The High Deeds of Finn Mac Cool is a children's novel by Rosemary Sutcliff and was first published in 1967. It is a retelling of the stories of Fionn mac Cumhaill and the Fenian Cycle. According to her own statements in the introduction, these stories are closer to Folklore and Fairytale, being timeless and contradictory, having organically grown from generations of storytellers; she contrasts them to the Ulster Cycle stories of Cuchulainn, which belong to the Heroic Epic, and compare with the Iliad and the Odyssey.

==Plot summary==
The story begins with the explanation of Cormac mac Art's formation of the Fianna as a defense force for Ireland, which was originally led by Finn's father, Cumhal. Cumhal is killed by Goll mac Morna, who takes over leadership of the Fianna, and Cumhal's wife Muirne flees to give birth to Finn. The boy grows up strong in the manner of his father, studies under the poet Finn Eces, accidentally tasting the Salmon of Knowledge and thereby gaining magical powers, and ultimately regaining leadership of the Fianna by defeating the Fairy that haunts the Court of Tara, Aillén mac Midgna. Goll swears loyalty to him, and Finn rules the Fianna successfully thereafter.

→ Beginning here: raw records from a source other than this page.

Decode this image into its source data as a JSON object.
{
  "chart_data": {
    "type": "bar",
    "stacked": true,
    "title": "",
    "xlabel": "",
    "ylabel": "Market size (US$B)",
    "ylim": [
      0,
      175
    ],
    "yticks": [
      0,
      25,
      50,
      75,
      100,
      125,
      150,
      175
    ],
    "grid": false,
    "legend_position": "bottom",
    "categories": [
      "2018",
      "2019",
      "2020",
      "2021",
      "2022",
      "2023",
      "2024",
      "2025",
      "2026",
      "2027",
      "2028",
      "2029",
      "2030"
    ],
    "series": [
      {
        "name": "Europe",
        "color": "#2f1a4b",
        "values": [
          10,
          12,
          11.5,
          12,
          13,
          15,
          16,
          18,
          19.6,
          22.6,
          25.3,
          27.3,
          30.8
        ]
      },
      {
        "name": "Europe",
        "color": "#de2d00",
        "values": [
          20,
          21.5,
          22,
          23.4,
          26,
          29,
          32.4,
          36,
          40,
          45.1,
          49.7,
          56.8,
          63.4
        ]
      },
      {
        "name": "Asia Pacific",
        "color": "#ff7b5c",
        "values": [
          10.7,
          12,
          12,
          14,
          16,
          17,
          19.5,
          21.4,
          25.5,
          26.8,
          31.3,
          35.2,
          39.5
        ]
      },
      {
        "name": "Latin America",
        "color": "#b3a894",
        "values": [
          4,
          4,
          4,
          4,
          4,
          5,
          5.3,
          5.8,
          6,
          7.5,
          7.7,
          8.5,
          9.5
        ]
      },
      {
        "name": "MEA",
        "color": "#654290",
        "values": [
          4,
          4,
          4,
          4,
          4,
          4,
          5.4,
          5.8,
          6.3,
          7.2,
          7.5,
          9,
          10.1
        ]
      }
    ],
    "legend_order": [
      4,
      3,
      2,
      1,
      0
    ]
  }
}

Similar to Sutcliff's Arthurian novel The Sword and the Circle, most of the chapters in this novel are nearly stand-alone tales, covering many of the stories and characters associated with the Fenian Cycle. Some of these include: Finn's courtship of Sadhbh and the birth of Oisín; the tales of Diarmuid and Grainne; Niamh of the Golden Hair; the Giolla Dacker; multiple encounters with the Fair Folk;
and ultimately ending with Cath Gabhra and the downfall of the Fianna.